Back to The Dandelion, when I listen to the record, apart from the obvious psychedelic appeal, I feel there are bits of western spaghetti sounds in there. Especially on instrumental tracks. Not exactly the dark Morricone but more the playful bits (like Tuco in The Good, The Bad And The Ugly or Duck, You Sucker). What I mean is, it's very cinematic here and there, not just garagey or Technicolor Dreams. Do you dwell in that universe as well or does it just happen by chance?

I really like cinematic music and it definitely has had an influence on me. Although with this album  I didn’t have any pre conceived ideas about the songs as I may have in the past. I just let it evolve into what it is and I wasn‘t really listening to any other music at the time besides some traditional folk music which had a big influence on these recordings. 

Do you have any plans to tour Europe and if so, how is it coming along? Also, do you play mainly in Australia or did you already tour somewhere else with The Dandelion? 

I really hope to visit Europe in 2014 even if it’s just for a few shows. I spent some time in Los Angeles a few years ago and relocated The Dolly Rocker Movement over there which was a great experience.
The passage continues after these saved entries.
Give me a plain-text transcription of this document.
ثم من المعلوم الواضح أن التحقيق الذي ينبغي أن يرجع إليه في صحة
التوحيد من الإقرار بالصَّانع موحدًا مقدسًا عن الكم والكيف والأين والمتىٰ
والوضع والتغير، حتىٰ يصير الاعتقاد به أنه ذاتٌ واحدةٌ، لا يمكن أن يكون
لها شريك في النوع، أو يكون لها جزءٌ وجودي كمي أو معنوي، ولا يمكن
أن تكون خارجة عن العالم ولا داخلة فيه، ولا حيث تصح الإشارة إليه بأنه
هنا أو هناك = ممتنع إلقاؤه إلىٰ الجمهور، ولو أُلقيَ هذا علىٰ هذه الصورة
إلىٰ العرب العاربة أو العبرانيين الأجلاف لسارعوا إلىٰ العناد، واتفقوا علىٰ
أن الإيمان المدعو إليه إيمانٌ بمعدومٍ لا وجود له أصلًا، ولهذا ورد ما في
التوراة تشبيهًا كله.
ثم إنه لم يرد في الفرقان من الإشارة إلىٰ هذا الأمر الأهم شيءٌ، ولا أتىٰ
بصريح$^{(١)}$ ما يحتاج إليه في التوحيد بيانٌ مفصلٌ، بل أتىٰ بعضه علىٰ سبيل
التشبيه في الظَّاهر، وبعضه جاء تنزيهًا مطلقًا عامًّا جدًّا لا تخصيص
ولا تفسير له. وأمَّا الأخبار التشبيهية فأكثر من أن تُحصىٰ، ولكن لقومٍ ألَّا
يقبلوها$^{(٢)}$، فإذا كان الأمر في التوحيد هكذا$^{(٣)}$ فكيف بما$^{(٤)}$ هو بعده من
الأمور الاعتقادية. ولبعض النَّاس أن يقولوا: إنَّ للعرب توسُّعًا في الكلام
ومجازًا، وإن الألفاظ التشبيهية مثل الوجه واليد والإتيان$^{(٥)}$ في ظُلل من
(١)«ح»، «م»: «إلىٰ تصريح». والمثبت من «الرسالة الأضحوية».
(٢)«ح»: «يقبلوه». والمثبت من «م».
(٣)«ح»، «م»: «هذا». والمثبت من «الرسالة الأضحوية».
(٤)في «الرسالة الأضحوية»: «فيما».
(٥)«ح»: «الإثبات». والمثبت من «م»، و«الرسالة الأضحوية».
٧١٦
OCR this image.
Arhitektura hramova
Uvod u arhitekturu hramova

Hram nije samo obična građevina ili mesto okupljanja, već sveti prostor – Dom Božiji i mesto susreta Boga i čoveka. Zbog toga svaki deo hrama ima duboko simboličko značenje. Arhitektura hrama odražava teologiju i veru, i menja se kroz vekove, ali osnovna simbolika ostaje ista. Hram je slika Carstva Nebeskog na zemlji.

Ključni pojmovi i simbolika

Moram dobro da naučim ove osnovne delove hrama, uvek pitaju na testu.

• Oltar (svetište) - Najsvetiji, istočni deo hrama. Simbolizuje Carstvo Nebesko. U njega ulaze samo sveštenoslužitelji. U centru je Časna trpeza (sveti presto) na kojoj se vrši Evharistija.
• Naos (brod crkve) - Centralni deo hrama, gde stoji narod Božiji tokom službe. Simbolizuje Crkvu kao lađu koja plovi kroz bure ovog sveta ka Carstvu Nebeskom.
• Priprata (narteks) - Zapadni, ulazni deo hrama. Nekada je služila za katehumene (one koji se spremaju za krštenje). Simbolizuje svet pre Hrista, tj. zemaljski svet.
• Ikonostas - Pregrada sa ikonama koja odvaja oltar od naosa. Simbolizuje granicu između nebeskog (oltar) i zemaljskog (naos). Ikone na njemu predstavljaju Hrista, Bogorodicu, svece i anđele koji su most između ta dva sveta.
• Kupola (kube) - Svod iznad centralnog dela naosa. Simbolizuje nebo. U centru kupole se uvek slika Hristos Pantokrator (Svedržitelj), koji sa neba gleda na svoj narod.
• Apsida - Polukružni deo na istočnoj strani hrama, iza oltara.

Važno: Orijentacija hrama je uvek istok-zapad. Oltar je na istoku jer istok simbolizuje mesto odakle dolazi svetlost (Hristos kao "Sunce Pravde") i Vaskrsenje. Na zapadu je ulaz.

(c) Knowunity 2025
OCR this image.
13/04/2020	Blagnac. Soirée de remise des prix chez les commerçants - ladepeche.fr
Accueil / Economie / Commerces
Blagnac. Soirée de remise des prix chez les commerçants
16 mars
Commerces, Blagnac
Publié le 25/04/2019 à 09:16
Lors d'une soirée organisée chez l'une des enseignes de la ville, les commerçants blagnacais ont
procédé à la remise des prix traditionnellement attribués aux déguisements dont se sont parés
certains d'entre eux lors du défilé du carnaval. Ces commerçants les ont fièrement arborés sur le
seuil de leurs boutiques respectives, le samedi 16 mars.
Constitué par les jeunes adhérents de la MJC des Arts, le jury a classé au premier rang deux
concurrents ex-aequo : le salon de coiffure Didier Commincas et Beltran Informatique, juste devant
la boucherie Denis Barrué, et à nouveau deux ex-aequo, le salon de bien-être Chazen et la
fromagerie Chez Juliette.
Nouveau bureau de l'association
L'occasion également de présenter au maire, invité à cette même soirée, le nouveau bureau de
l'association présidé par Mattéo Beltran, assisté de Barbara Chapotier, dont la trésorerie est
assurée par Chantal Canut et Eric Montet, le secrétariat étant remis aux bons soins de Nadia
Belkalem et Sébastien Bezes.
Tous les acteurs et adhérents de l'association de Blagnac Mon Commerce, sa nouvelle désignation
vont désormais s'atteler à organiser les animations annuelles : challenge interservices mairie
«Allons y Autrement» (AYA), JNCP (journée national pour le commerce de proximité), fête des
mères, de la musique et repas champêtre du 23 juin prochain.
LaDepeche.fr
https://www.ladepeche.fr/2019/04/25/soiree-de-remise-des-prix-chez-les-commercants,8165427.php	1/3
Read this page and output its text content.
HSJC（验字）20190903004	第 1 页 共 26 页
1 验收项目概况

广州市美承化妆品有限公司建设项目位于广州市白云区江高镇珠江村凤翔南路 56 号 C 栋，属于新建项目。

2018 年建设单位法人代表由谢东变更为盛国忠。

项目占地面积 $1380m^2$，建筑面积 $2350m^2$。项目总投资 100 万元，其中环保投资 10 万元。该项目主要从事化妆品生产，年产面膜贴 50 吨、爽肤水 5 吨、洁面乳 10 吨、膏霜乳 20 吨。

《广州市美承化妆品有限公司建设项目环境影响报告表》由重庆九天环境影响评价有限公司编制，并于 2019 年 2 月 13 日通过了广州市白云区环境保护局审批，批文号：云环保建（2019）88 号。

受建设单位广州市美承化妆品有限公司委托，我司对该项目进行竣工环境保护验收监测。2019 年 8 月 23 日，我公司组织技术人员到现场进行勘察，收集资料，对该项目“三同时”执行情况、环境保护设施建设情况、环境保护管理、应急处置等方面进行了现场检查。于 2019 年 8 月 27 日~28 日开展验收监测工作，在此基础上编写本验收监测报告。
Hopefully I’ll be able to spend some time in Europe and explore your continent and different cultures.

Also, what's the plan (if any) for The Dandelion? Do you have new stuff for a second record and also what's your writing method? Do songs just pop out or are they thought through a composing process? 

I’ll be putting a band together to play shows very soon and I’ve been working on the second album since “Strange Case” was finished. I’m just taking my time and doing bits here and there when I can. It should be finished very soon though.

Well most of the songs on “Strange Case” I wrote as I recorded them, I would generally play the drums first with no or little idea about the song then just make up the other parts as I went along. I’ve collected  a few different instruments over the years and figured it’s about time I learned how to play them, so a lot of the album is me learning to play the instruments with the exception of guitar which I’ve played for some time. Although my guitar playing is still proudly naïve and I’m still learning new tricks on that.